Renewed from a wholesome lunch, Chandra and I jumped back into our carving work. Seeing the transformation from raw stone to something that nearly felt alive was so inspiring. The wet sanding stage erased the scratches and gouges left from carving and revealed a smooth, stain surface which brought out unexpected colour in the soapstone. We were surprised to find that although our pieces of stone were cut from the same chunk, they ended up being completely different hues!
Dinner brought a bounty of homemade sushi with fresh fruit and ice cream for desert. Afterward, Sherry offered to join me for a walk along the country road to visit the local church. New Christ Lutheran church was built in the early 1940’s, replacing the original village church which was built before the turn of the century. The beautiful condition of the original stained glass windows, fixtures and warm woodwork speak to how cherished this church is. It stands as a lovely example of how important community remains to rural Manitobans. Be sure to visit it if you’re passing through this summer.
That evening, Robert shared his collection of drums, several of which came with interesting stories. After a bit of trepidation and a few warnings of “We’re not very good . . . ” we got a good drum circle going. I played a bit of guitar while Robert showed some impressive harmonica skills. After another restful nights sleep, we spent our final morning hours sealing our soapstone sculptures with beeswax and taking one last walk around the property.
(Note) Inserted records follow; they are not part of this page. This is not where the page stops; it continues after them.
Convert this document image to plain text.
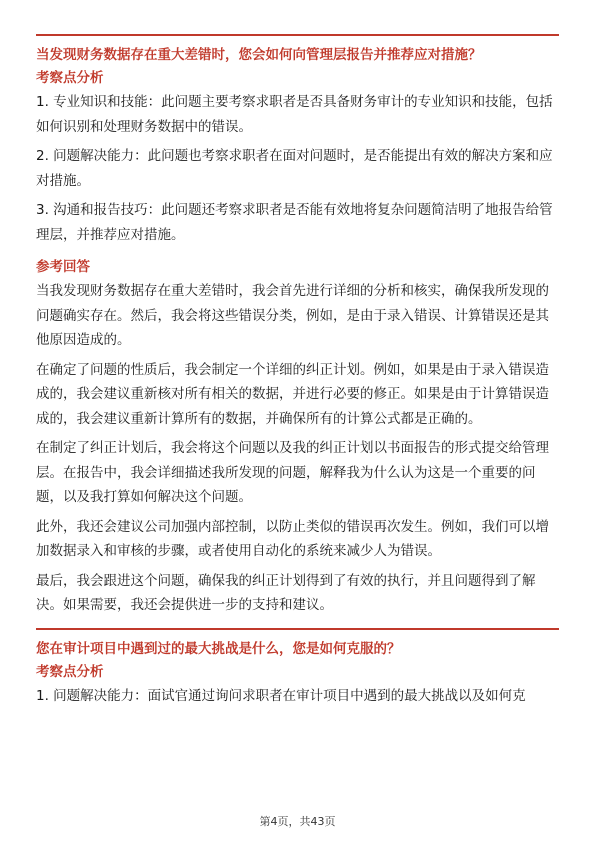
当发现财务数据存在重大差错时，您会如何向管理层报告并推荐应对措施？
考察点分析
1. 专业知识和技能：此问题主要考察求职者是否具备财务审计的专业知识和技能，包括如何识别和处理财务数据中的错误。
2. 问题解决能力：此问题也考察求职者在面对问题时，是否能提出有效的解决方案和应对措施。
3. 沟通和报告技巧：此问题还考察求职者是否能有效地将复杂问题简洁明了地报告给管理层，并推荐应对措施。
参考回答
当我发现财务数据存在重大差错时，我会首先进行详细的分析和核实，确保我所发现的问题确实存在。然后，我会将这些错误分类，例如，是由于录入错误、计算错误还是其他原因造成的。
在确定了问题的性质后，我会制定一个详细的纠正计划。例如，如果是由于录入错误造成的，我会建议重新核对所有相关的数据，并进行必要的修正。如果是由于计算错误造成的，我会建议重新计算所有的数据，并确保所有的计算公式都是正确的。
在制定了纠正计划后，我会将这个问题以及我的纠正计划以书面报告的形式提交给管理层。在报告中，我会详细描述我所发现的问题，解释我为什么认为这是一个重要的问题，以及我打算如何解决这个问题。
此外，我还会建议公司加强内部控制，以防止类似的错误再次发生。例如，我们可以增加数据录入和审核的步骤，或者使用自动化的系统来减少人为错误。
最后，我会跟进这个问题，确保我的纠正计划得到了有效的执行，并且问题得到了解决。如果需要，我还会提供进一步的支持和建议。
您在审计项目中遇到过的最大挑战是什么，您是如何克服的？
考察点分析
1. 问题解决能力：面试官通过询问求职者在审计项目中遇到的最大挑战以及如何克
第4页，共43页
I’ll be totally honest, coming into this unique experience at Journey Home Artist Retreat, I had some reservations. I wondered if my friend and I would be comfortable spending a weekend with strangers and how guarded that might make us feel. Come Sunday afternoon, I left with the sense that we had made new friends and learned more about ourselves and each other in the process. What a gift! Robert and Sherry have so much to offer as hosts and teachers. Be sure to visit their website for a full description of their retreats including a variety of creative, culinary and healing / wellness packages. You can even add a bit of extra adventure and take a train ride from Winnipeg’s VIA Rails Station, there and back. Whatever you choose, you’re sure to love spending a weekend of renewal in beautiful western Manitoba. We certainly did!